Wait a second. It's true that Musk now owns the company, but transactions between the company and its (sole) owner are still at arm's length, arent's they?

As a pure coincidence, today I received in the mail the bankruptcy ruling for a preschool that went bust and where we have paid $3000 in advance to enroll our daughter. The judge ruled we'll get $1400. But during the lawsuit it transpired that the owner gave himself a nice loan of more than $100k. He had to give the money back (I don't know all the details, although I can find out; I think he settled for a somewhat smaller amount).

Maybe I'm naive, but I think that should happen with larger companies too. Just because you are the sole owner of a company does not mean the company can just lend you money on whatever terms you decide. It's the ultimate conflict of interests.

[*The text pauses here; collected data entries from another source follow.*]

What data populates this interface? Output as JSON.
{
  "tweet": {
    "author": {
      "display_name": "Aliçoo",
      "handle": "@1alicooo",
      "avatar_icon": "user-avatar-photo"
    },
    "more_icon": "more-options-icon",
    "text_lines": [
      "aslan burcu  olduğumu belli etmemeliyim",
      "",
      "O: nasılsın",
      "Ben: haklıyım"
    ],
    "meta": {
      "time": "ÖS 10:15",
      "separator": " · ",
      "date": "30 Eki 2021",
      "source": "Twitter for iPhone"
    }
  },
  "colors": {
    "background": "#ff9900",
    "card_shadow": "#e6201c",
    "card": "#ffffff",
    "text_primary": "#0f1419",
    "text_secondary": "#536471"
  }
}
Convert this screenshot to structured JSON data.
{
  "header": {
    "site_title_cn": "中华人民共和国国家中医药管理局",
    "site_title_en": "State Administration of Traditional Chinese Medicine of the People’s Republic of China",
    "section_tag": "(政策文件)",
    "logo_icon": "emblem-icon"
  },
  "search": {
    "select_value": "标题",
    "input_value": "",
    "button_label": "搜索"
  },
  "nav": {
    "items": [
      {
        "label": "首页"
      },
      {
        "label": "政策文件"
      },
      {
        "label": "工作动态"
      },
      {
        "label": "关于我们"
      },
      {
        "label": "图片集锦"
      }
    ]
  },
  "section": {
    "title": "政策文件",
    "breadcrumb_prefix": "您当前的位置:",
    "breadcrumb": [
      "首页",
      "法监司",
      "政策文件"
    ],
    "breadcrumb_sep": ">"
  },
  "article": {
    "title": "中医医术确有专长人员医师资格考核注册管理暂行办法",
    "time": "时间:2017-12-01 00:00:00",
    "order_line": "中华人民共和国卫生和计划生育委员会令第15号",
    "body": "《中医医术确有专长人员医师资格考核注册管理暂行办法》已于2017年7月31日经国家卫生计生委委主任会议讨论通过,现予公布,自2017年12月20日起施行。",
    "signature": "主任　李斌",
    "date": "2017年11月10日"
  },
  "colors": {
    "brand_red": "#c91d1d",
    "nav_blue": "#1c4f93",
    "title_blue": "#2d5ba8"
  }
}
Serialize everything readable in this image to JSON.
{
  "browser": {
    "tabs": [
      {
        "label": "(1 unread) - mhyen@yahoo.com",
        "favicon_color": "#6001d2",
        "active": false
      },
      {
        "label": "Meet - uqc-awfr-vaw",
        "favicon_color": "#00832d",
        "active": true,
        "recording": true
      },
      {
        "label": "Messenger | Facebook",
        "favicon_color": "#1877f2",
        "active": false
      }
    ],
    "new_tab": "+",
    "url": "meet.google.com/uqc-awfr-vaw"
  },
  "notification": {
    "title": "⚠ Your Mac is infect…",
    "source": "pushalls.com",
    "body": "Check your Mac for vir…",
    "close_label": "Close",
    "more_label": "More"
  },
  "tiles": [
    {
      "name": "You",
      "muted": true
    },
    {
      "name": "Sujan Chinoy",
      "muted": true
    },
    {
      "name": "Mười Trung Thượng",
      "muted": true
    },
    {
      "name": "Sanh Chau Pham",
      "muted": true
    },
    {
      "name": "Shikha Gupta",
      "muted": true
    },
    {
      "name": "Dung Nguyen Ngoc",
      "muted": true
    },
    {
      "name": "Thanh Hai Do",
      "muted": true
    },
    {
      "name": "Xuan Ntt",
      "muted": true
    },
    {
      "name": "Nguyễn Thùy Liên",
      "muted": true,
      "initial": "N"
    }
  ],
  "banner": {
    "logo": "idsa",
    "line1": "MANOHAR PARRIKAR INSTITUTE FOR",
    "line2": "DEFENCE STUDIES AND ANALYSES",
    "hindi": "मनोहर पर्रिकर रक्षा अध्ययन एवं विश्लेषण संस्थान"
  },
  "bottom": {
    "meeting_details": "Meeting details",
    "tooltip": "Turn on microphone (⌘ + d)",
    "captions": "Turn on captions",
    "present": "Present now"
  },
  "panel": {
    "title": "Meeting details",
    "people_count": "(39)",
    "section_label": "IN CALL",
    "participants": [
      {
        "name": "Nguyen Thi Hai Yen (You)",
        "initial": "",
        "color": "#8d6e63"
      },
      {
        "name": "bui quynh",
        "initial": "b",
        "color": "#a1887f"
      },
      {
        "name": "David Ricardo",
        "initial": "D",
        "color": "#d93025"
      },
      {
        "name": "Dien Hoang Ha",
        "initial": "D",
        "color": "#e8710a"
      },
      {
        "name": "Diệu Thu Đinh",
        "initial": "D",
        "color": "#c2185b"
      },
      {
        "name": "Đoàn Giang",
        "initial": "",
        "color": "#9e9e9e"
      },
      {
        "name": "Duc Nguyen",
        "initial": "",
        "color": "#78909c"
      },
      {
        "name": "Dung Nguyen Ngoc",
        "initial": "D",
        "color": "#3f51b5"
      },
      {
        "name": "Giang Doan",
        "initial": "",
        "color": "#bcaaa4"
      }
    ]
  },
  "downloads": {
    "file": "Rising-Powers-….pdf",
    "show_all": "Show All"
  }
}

On the other hand, if the prior shareholders cooperated with Musk, I can see how the debt could be on Twitter's books. But then, it's them who saddled the company with debt, isn't it?

1 comments

Please read up on the concept of Leveraged Buyouts (LBOs), which were a thing since the 70s and 80s. Private equity LBOs have been a thing precisely because of credit available from banks. Last I checked, PE firms such as KKR are still prosperous, in spite of conducting an LBO of similar scale (RJR Nabisco), after saddling the company with extremely high amounts of debt (for the 80s).

And please don't drive the discussion to tangents and anecdata, even though your analogy is flawed.